Réformer les syndicats

 

           

Toute la classe politique ainsi que le monde économique vit durement la crise du syndicalisme. La question se pose alors pour des syndicats de moins en moins représentatifs, de savoir quelle est leur légitimité dans des négociations qui concernent plus que leurs simples adhérents.  Mais en dehors d’eux, vers quels interlocuteurs les pouvoirs politiques et économiques peuvent-ils se tourner ? Il est de bon ton aujourd’hui de s’affirmer indépendants  de partis politiques dans lesquels  on ne se reconnaît pas. Mais il ne semble pas encore commun de remettre en cause le système syndicaliste hérité de cette lutte des classes qui, disons-le sans ambages, constitue  tout de même le fond de roulement de la plus grande partie des syndicats. On ne peut pas accepter un syndicalisme révolutionnaire fondé sur la lutte. Il est toujours plus facile, en effet, d’être contre que de s’unir pour. Le problème de cette attitude est une nécessaire course en avant dans l’opposition, car une fois l’objectif de destruction atteint, il faut en trouver un autre pour continuer à légitimer l’existence de l’organisme de destruction.
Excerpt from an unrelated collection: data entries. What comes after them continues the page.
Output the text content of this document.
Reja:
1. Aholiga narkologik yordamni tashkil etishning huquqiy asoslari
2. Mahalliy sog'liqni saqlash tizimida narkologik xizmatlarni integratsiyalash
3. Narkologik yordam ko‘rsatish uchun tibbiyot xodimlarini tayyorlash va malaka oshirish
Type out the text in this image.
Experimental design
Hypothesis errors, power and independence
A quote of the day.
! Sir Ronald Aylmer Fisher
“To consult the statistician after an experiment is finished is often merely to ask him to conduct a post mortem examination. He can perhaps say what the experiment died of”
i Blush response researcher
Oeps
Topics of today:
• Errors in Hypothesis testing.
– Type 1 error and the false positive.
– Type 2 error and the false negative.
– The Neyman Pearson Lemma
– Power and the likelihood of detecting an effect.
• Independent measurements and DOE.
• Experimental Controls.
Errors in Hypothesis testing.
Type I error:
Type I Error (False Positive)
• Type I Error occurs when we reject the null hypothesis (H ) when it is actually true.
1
Pour certains syndicats, diaboliser le patronat et les divers gouvernements, est un mode de cohésion et de recrutement facile, mais, désastreux car idéologique et finalement conservateur. C’est pour cela qu’il faut rien moins qu’une refonte de l’idée syndicale, peut-être en ressuscitant le concept ancien de corporation, où toute une profession serait unie, du haut de l’échelle au bas de celle-ci, pour défendre et promouvoir les intérêts de cette profession. Mais à cette perspective corporatiste, il faut un garde-fou essentiel qui ne peut être que l’intérêt général. Chaque profession doit avoir le souci de ne pas se construire au détriment des autres corporations. C’est ici que doit intervenir de façon indépendante l’Etat, garant du bien commun, agissant comme juge entre les différents équilibres professionnels et nationaux. Ainsi, si chaque profession se regroupe pour tendre vers une amélioration des conditions de vie, de travail et de dignité de la profession elle-même, elle n’aura de cesse d’être tirée vers le haut et non plus figée dans un conservatisme frileux systématiquement destructeur. Les syndicats passeraient alors d’une légitimité du « toujours contre » à une légitimité du « toujours mieux ». Certes, tous les syndicats ne sont pas à ranger sous cette étiquette, mais demeure, que tous sont surreprésentatifs de la réalité de leur impact.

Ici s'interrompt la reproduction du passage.